Scotland’s hospitals almost ‘completely full’, warns Sturgeon

Scotland’s hospitals are “almost completely full”, the First Minister warned as she outlined measures to ease pressure on the NHS.

In a news briefing alongside Health Secretary Humza Yousaf and the deputy chief medical officer, Graham Ellis, Nicola Sturgeon admitted it had been “without any doubt the most difficult winter ever” for the health service.

It comes as Dr Lailah Peel, deputy chair of BMA Scotland, warned that hospitals were “not safe” for patients amid increasing pressures.

Ms Sturgeon said hospitals across Scotland surpassed 95% capacity on January 4, compared to pre-pandemic levels of 87%.

She said: “The reality is hospitals right now are currently almost full. Last Wednesday, hospital bed occupancy across Scotland exceeded 95%.

“Now for context, at the same stage in 2020, before the pandemic struck, occupancy was around 87%”.

Ms Sturgeon said “extraordinary levels of winter flu” and rising Strep A cases were to blame, alongside delayed discharges – where a patient is ready to leave hospital but cannot because the necessary care package or accommodation is not available.

An estimated 1,700 people are still in hospital but are ready for discharge, she said.

John Swinney vote of no confidence
Scottish Labour’s Jackie Baillie accused the First Minister of making excuses (Jane Barlow/PA)

Ms Sturgeon said “immediate extra funding” will be provided to health and social care partnerships to support the booking of additional care home beds for patients to be discharged to while they await an appropriate care package.

Additional staff for the NHS 24 service is also set to increase in the coming weeks after workforce numbers were increased prior to the festive period to reduce the need for hospital visits.

The Scottish Government is also working with health boards to assess initiatives such as extending GP opening hours to Saturdays, as announced by NHS Lanarkshire last week.

Ms Sturgeon said: “While NHS staff continue to deliver excellent care – truly excellent care – for thousands of patients each and every day; in some key areas, the system in not currently providing patients with the speed of treatment that we want to see.”

Mr Yousaf is expected to update the Scottish Parliament on the new measures in a statement on Tuesday.

During the media briefing, Ms Sturgeon, Mr Yousaf and deputy chief medical officer Graham Ellis were asked if they used private healthcare.

Both ministers replied that they did not, while Prof Ellis said his family had done so.

Rishi Sunak refused to say whether he uses private healthcare during a BBC interview at the weekend, saying his own case was “not really relevant”.

Dr Iain Kennedy, chair of BMA Scotland, said 95% bed occupancy was “just not sustainable”.

Efforts to control delayed discharge were welcome, however, he warned it will be ineffective unless additional staff are recruited in the social care sector to combat the increase.

He added: “Scotland’s NHS isn’t sustainable within the resources – both staff and financial – we are willing to provide it with.

“We have to get serious about this and have a proper, long term discussion about the future of our health service rather than just struggle to survive from crisis to crisis.”

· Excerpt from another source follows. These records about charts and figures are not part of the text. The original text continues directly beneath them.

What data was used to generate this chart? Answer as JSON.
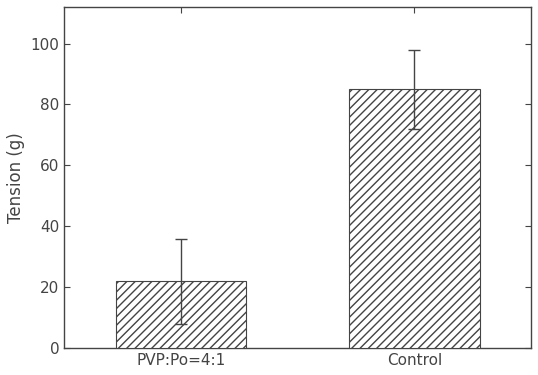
{
  "categories": [
    "PVP:Po=4:1",
    "Control"
  ],
  "values": [
    22,
    85
  ],
  "errors_upper": [
    14,
    13
  ],
  "errors_lower": [
    14,
    13
  ],
  "bar_color": "white",
  "bar_edgecolor": "#444444",
  "hatch": "////",
  "ylabel": "Tension (g)",
  "ylim": [
    0,
    112
  ],
  "yticks": [
    0,
    20,
    40,
    60,
    80,
    100
  ],
  "bar_width": 0.28,
  "capsize": 4,
  "error_color": "#444444",
  "background_color": "#ffffff",
  "spine_color": "#444444",
  "tick_color": "#444444",
  "label_fontsize": 12,
  "tick_fontsize": 11,
  "x_positions": [
    0.25,
    0.75
  ]
}
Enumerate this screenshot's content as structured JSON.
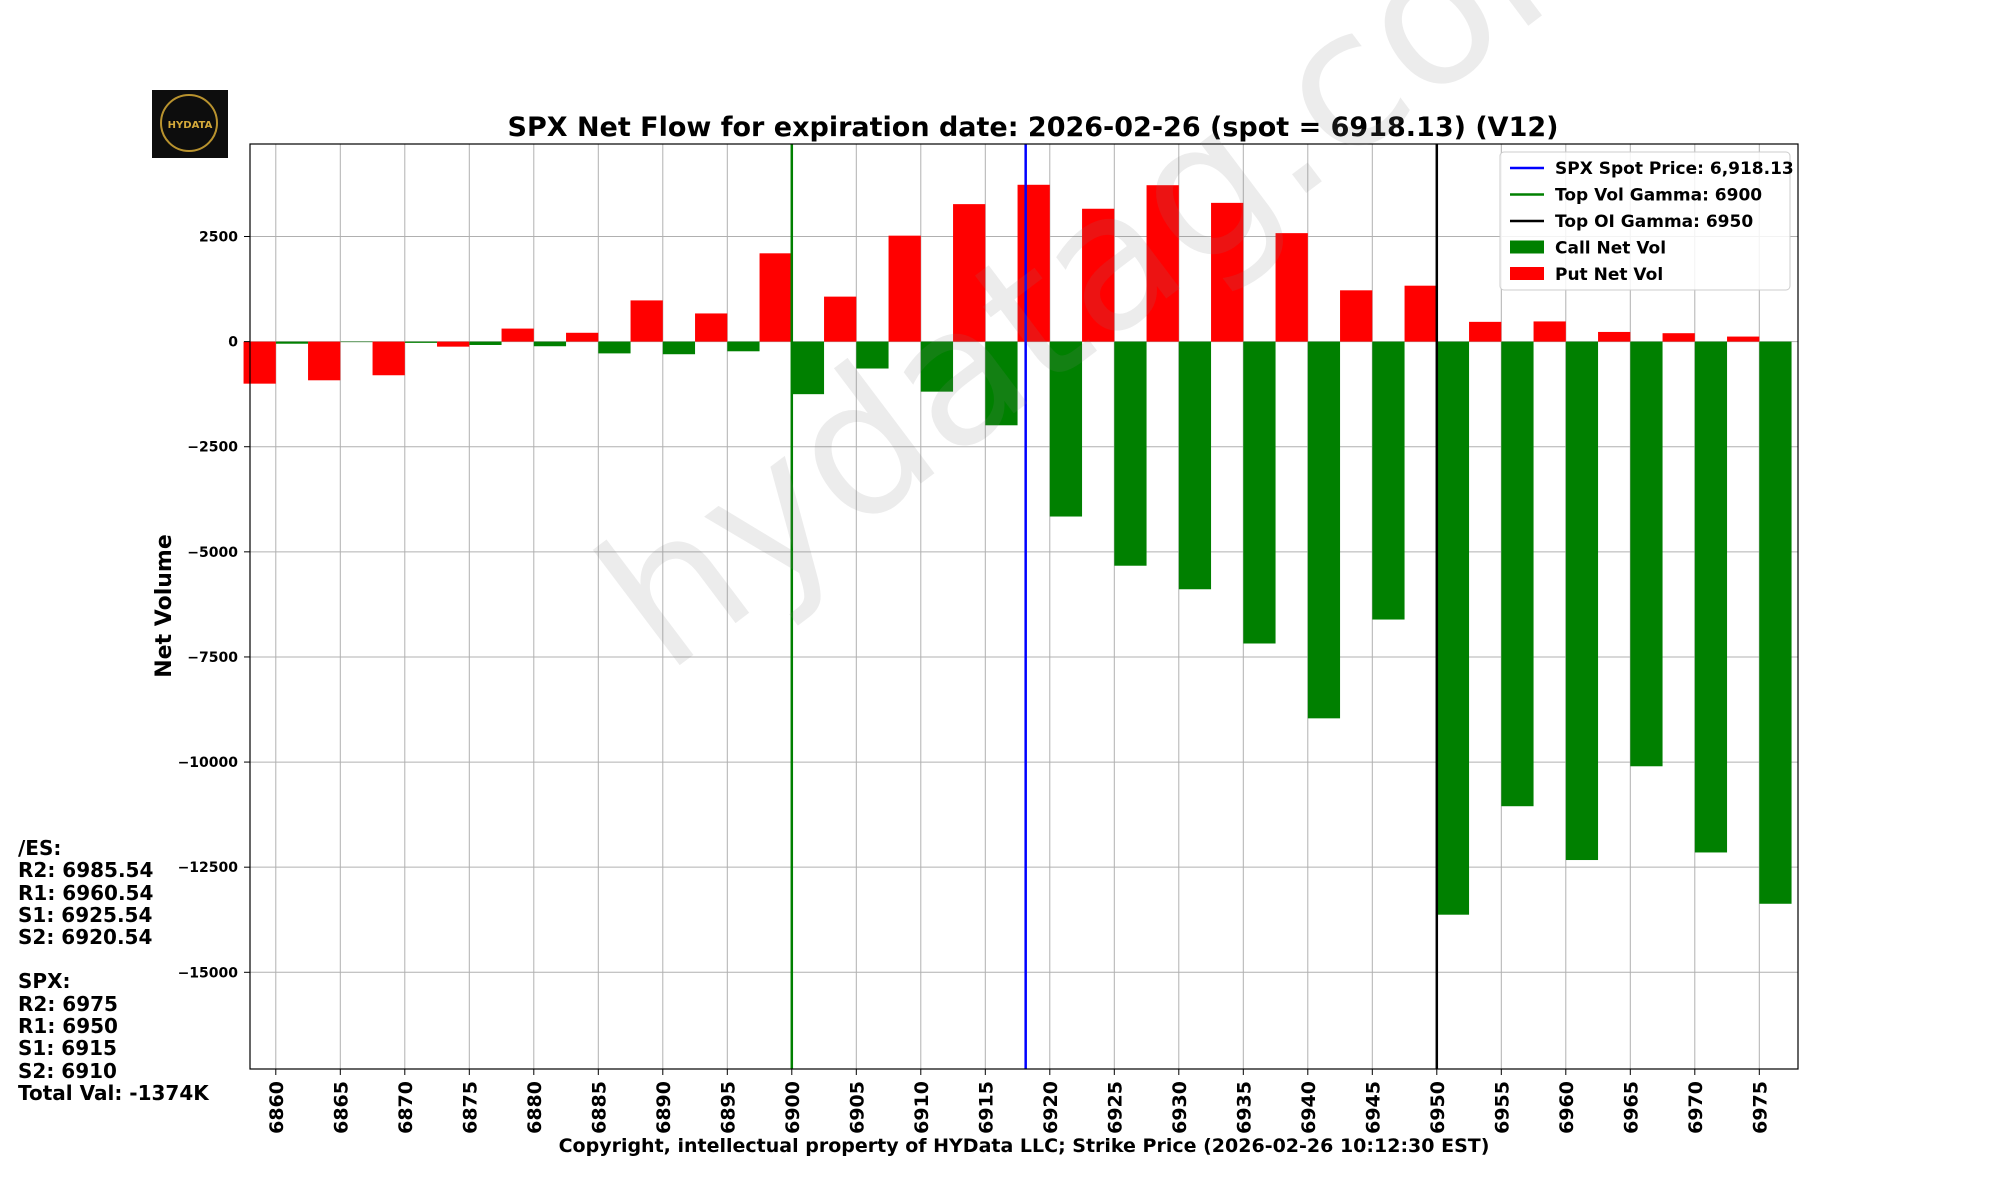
{
  "logo": {
    "text": "HYDATA"
  },
  "watermark": "hydatag.com",
  "chart_data": {
    "type": "bar",
    "title": "SPX Net Flow for expiration date: 2026-02-26 (spot = 6918.13) (V12)",
    "xlabel": "Copyright, intellectual property of HYData LLC; Strike Price (2026-02-26 10:12:30 EST)",
    "ylabel": "Net Volume",
    "ylim": [
      -17300,
      4700
    ],
    "xlim": [
      6858,
      6978
    ],
    "yticks": [
      2500,
      0,
      -2500,
      -5000,
      -7500,
      -10000,
      -12500,
      -15000
    ],
    "xticks": [
      6860,
      6865,
      6870,
      6875,
      6880,
      6885,
      6890,
      6895,
      6900,
      6905,
      6910,
      6915,
      6920,
      6925,
      6930,
      6935,
      6940,
      6945,
      6950,
      6955,
      6960,
      6965,
      6970,
      6975
    ],
    "grid": true,
    "strikes": [
      6860,
      6865,
      6870,
      6875,
      6880,
      6885,
      6890,
      6895,
      6900,
      6905,
      6910,
      6915,
      6920,
      6925,
      6930,
      6935,
      6940,
      6945,
      6950,
      6955,
      6960,
      6965,
      6970,
      6975
    ],
    "series": [
      {
        "name": "Call Net Vol",
        "color": "#008000",
        "values": [
          -50,
          0,
          -30,
          -80,
          -110,
          -280,
          -300,
          -230,
          -1250,
          -640,
          -1190,
          -1990,
          -4160,
          -5330,
          -5890,
          -7180,
          -8960,
          -6610,
          -13630,
          -11050,
          -12330,
          -10100,
          -12150,
          -13370
        ]
      },
      {
        "name": "Put Net Vol",
        "color": "#ff0000",
        "values": [
          -1000,
          -920,
          -800,
          -120,
          310,
          210,
          980,
          670,
          2100,
          1070,
          2520,
          3270,
          3730,
          3160,
          3720,
          3300,
          2580,
          1220,
          1330,
          470,
          480,
          230,
          200,
          120
        ]
      }
    ],
    "vlines": [
      {
        "name": "SPX Spot Price: 6,918.13",
        "x": 6918.13,
        "color": "#0000ff"
      },
      {
        "name": "Top Vol Gamma: 6900",
        "x": 6900,
        "color": "#008000"
      },
      {
        "name": "Top OI Gamma: 6950",
        "x": 6950,
        "color": "#000000"
      }
    ],
    "legend_position": "top-right"
  },
  "levels": {
    "es_header": "/ES:",
    "es": [
      "R2: 6985.54",
      "R1: 6960.54",
      "S1: 6925.54",
      "S2: 6920.54"
    ],
    "spx_header": "SPX:",
    "spx": [
      "R2: 6975",
      "R1: 6950",
      "S1: 6915",
      "S2: 6910"
    ],
    "total": "Total Val: -1374K"
  }
}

Donald Macaskill, chief executive of Scottish Care, said the care sector was “ready and willing to respond to the pressures the wider health system is facing” but stressed it “can only do so within the constraints it itself is facing”.

Scottish Labour’s Jackie Baillie accused the First Minister of spending “more time making excuses” than addressing the health concerns.

She said: “Faced with the most difficult winter in NHS history, the SNP are deflecting blame and rehashing the same old promises they have been making for years.

“These changes will barely scratch the surface of this deadly crisis and fail to grapple with the major structural problems clinicians are raising.”

Tory MSP Sandesh Gulhane said the Scottish Government was “missing in action” over the holiday period.

He said: “Nicola Sturgeon was full of sympathy for let-down patients and warm words for over-stretched staff – but there were precious few, concrete measures to turn things around.

“This PR exercise was too little, too late.

“She and Humza Yousaf remain in denial of the fact that they’ve been caught off guard by the extent of the demands on the NHS this winter, despite the fact that they were warned of what was looming well in advance.”